What then would I say a woman should be permitted to do?
– Teach Sunday school
– Lead a ladies Bible study
– Offer leadership to her home (under the authority given to her by her husband)
– Speak on matters that are not spiritual in nature (ie, talk about a missions trip, rather than preach on a passage)
I’m sure there are more things that a woman could do; I just have not got them in my head. 🙂
What I would say they definitely should not do:
– Preach to the church (men & women together)
– Lead a church (be head or assistant pastor)
– Be a deacon, warden, or other leader in the church which would require leadership of the men
Exception: If there is no male person available to do the job needed, then a woman could step up to the job needing to be filled, and fill it until a man is available to do the job.
I’m really hoping I was clear enough that people will understand what I’m saying– not that women can never lead, but that as a general rule, they shouldn’t be leading a church/Christian organization. 🙂 (And, the organization should just be not on their own– a male could co-lead with a female… just not just allow a woman to run the show.)
It’s quite an interesting read.
Here’s what stands out: These kids are smart. And thoughtful. They’re forthcoming, interesting, and respectful of each other. They discuss these issues, but have such dogmatic starting points that it’s interesting to see them grapple with the inherent contradictions — like the fact that they believe women shouldn’t be in positions of authority and shouldn’t teach men, and yet the person who founded and runs this chastity-education site is female.

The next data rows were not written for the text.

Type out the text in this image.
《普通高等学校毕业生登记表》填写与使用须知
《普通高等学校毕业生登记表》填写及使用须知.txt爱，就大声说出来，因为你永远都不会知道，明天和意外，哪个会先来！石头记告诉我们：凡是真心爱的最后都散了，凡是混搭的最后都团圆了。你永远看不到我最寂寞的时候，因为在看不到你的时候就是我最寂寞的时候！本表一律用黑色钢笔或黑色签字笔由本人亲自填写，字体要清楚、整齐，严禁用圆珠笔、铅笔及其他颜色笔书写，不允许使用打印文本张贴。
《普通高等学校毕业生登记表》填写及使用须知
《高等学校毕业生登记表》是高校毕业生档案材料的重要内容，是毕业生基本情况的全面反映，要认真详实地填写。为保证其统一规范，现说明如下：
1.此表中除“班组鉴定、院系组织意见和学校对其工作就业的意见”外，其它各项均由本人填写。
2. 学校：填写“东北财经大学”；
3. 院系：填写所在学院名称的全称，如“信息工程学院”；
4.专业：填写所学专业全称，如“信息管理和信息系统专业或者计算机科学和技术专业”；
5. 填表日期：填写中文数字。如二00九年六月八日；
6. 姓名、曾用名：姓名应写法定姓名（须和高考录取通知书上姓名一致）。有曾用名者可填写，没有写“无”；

I suspect that many of these kids are smart enough to eventually break out of their narrow religious confines. Not that they’ll necessary renounce Christianity, but that perhaps they’ll realize that the Christianity they held at 14 — which precluded even holding hands, discouraged dating, and relied on Dad for everything — isn’t the same religion that they’re comfortable practicing at 18, or 25, or 40.
I certainly hope so.
*Note: An erection may be a response to visual stimuli, or to nervousness, or to certain thoughts, or to stress, or to just being a teenage boy. The erection is natural and normal. The idea that the erection causes the boy to do something violent is not natural or normal, or anywhere near true.